Open the resulting .sce file in yasara (if this doesn’t go automatically). If you can’t find the model it is also stored in the 3DM database.
Models can always be retrieved from the “visualize data in structures” page. The third form on this page contains the models.
If you don’t have the model opened in yasara yet select the G3Y473 (3LYEA) model and click “Visualize Selection in YASARA”
By now you should have the model in Yasara.
Structures can be loaded directly in Yasara from the 3DM database via the 3DM -> load from 3DM option. Loading structure files via the 3DM menu ensures that the structures are all superimposed, co-crystalized compounds will have be positioned in the active site and proteins will have the 3D numbering.
Fig 2. Structure of oxaloacetate.
This is the structure of oxaloacetate. We are very lucky since it is very similar to the structure of the 1M1BA inhibitor. Simply swapping the SO3 group with a CO2 group will do the job.
The reaction mechanism of isocitrate lyase (ICL) is known for quite a while (fig 3). In this reaction mechanism the H of the blue OH group donates an electron, makes a double bond, and splits of the COOH group.

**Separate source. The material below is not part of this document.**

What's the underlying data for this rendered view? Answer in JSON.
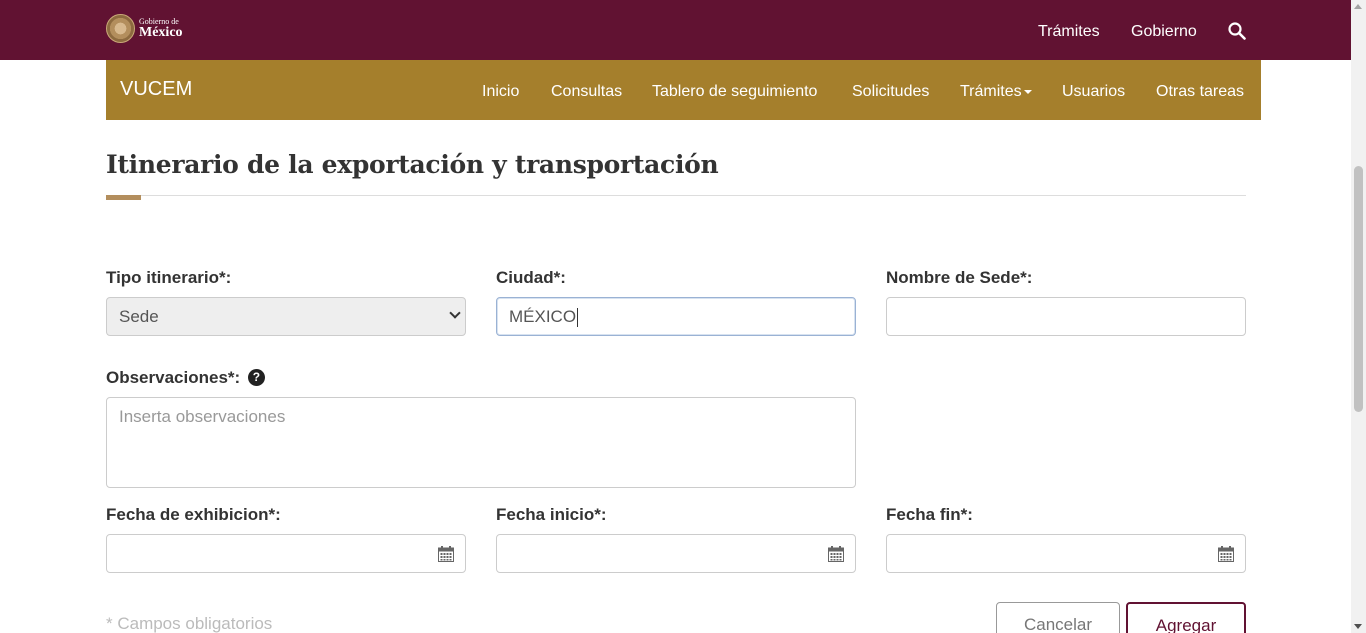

Fig 3. Reaction mechanism of ICL (above) and the structure of oxaloacetate (below)
Actually, oxaloacetate in water is in equilibrium with its diol form (figure 4).

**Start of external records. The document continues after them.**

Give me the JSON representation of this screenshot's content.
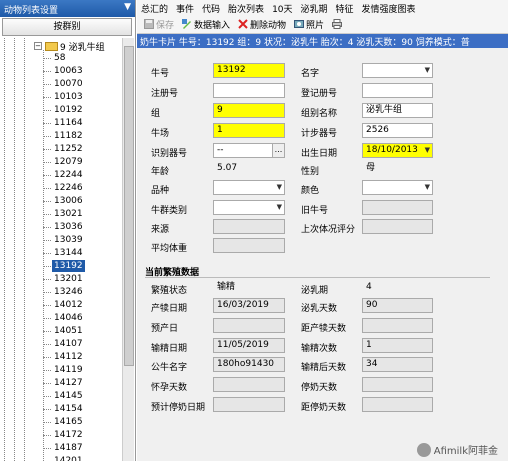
{
  "left_panel": {
    "title": "动物列表设置",
    "dropdown_arrow": "▼",
    "group_button": "按群别",
    "tree_root_label": "9 泌乳牛组",
    "tree_items": [
      "58",
      "10063",
      "10070",
      "10103",
      "10192",
      "11164",
      "11182",
      "11252",
      "12079",
      "12244",
      "12246",
      "13006",
      "13021",
      "13036",
      "13039",
      "13144",
      "13192",
      "13201",
      "13246",
      "14012",
      "14046",
      "14051",
      "14107",
      "14112",
      "14119",
      "14127",
      "14145",
      "14154",
      "14165",
      "14172",
      "14187",
      "14201"
    ],
    "selected_item": "13192"
  },
  "menu": [
    "总汇的",
    "事件",
    "代码",
    "胎次列表",
    "10天",
    "泌乳期",
    "特征",
    "发情强度图表"
  ],
  "toolbar": {
    "save_label": "保存",
    "data_input_label": "数据输入",
    "delete_animal_label": "删除动物",
    "photo_label": "照片"
  },
  "infobar_text": "奶牛卡片   牛号：13192   组：9   状况：泌乳牛   胎次：4   泌乳天数：90   饲养模式：普",
  "form": {
    "cow_no_label": "牛号",
    "cow_no": "13192",
    "name_label": "名字",
    "name": "",
    "reg_no_label": "注册号",
    "reg_no": "",
    "reg_cow_no_label": "登记册号",
    "reg_cow_no": "",
    "group_label": "组",
    "group": "9",
    "group_name_label": "组别名称",
    "group_name": "泌乳牛组",
    "farm_label": "牛场",
    "farm": "1",
    "pedometer_label": "计步器号",
    "pedometer": "2526",
    "id_device_label": "识别器号",
    "id_device": "--",
    "birth_date_label": "出生日期",
    "birth_date": "18/10/2013",
    "age_label": "年龄",
    "age": "5.07",
    "sex_label": "性别",
    "sex": "母",
    "breed_label": "品种",
    "breed": "",
    "color_label": "颜色",
    "color": "",
    "herd_type_label": "牛群类别",
    "herd_type": "",
    "old_cow_no_label": "旧牛号",
    "old_cow_no": "",
    "source_label": "来源",
    "source": "",
    "last_bcs_label": "上次体况评分",
    "last_bcs": "",
    "avg_weight_label": "平均体重",
    "avg_weight": ""
  },
  "breeding": {
    "section_title": "当前繁殖数据",
    "status_label": "繁殖状态",
    "status": "输精",
    "lact_label": "泌乳期",
    "lact": "4",
    "calving_date_label": "产犊日期",
    "calving_date": "16/03/2019",
    "dim_label": "泌乳天数",
    "dim": "90",
    "due_date_label": "预产日",
    "due_date": "",
    "days_to_calving_label": "距产犊天数",
    "days_to_calving": "",
    "insem_date_label": "输精日期",
    "insem_date": "11/05/2019",
    "insem_count_label": "输精次数",
    "insem_count": "1",
    "bull_name_label": "公牛名字",
    "bull_name": "180ho91430",
    "days_since_insem_label": "输精后天数",
    "days_since_insem": "34",
    "pregnant_days_label": "怀孕天数",
    "pregnant_days": "",
    "dry_days_label": "停奶天数",
    "dry_days": "",
    "expected_dry_date_label": "预计停奶日期",
    "expected_dry_date": "",
    "days_to_dry_label": "距停奶天数",
    "days_to_dry": ""
  },
  "watermark": "Afimilk阿菲金",
  "icons": [
    "save-icon",
    "data-input-icon",
    "delete-icon",
    "photo-icon",
    "print-icon"
  ]
}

Fig 4. Oxaloacatate is in equilibrium with its diol.
Until today OAH is the only known enzyme of this superfamily that has a substrate in a diol form. So the extra OH is unique to OAH.
Modeling the extra OH in the active site with the “swap” option does not work, because yasara can’t deal with changing the double bond of C=O to the single bond of C-OH without proper EM (try to make the diol with the swap option if you like).
Fig 5. The result of energy minimization performed on the diol form of oxaloacetate in the OAH model.
In 2008 a model of OAH was generated similar to the way you did it today. With this model we were already in 2008 able to:
The inhibitor was designed by organic chemists that realized they had to make a compound that is 100% in the diol form. This was the case with difluoro-oxaloaceate. This compound indeed proved to be a very strong inhibitor of OAH and was later crystalized together with OAH of the fungus Cryphonectria Parasitica (pdb file 3M0JA).
Fig 6. Picture of the model of OAH taken from the 2008 publication: Identification of fungal oxaloacetate hydrolyase within the isocitrate lyase/PEP mutase enzyme superfamily using a sequence marker-based method. This picture clearly shows the predicted Ser157 H-bridge with the diol of oxaloacetate.
Position 157 is the center of the correlated mutation network. P is the most common residue at position 157 (is that correct?). We have generated a subset of sequences that have a P at position 157 called "P157"
The correlated mutations in this superfamily seem to reflect positions important for specificity. You want to change the specificity of OAH and you decide to rationally design a mutant library. Your screening method allows you to screen up to a 1000 mutant clones.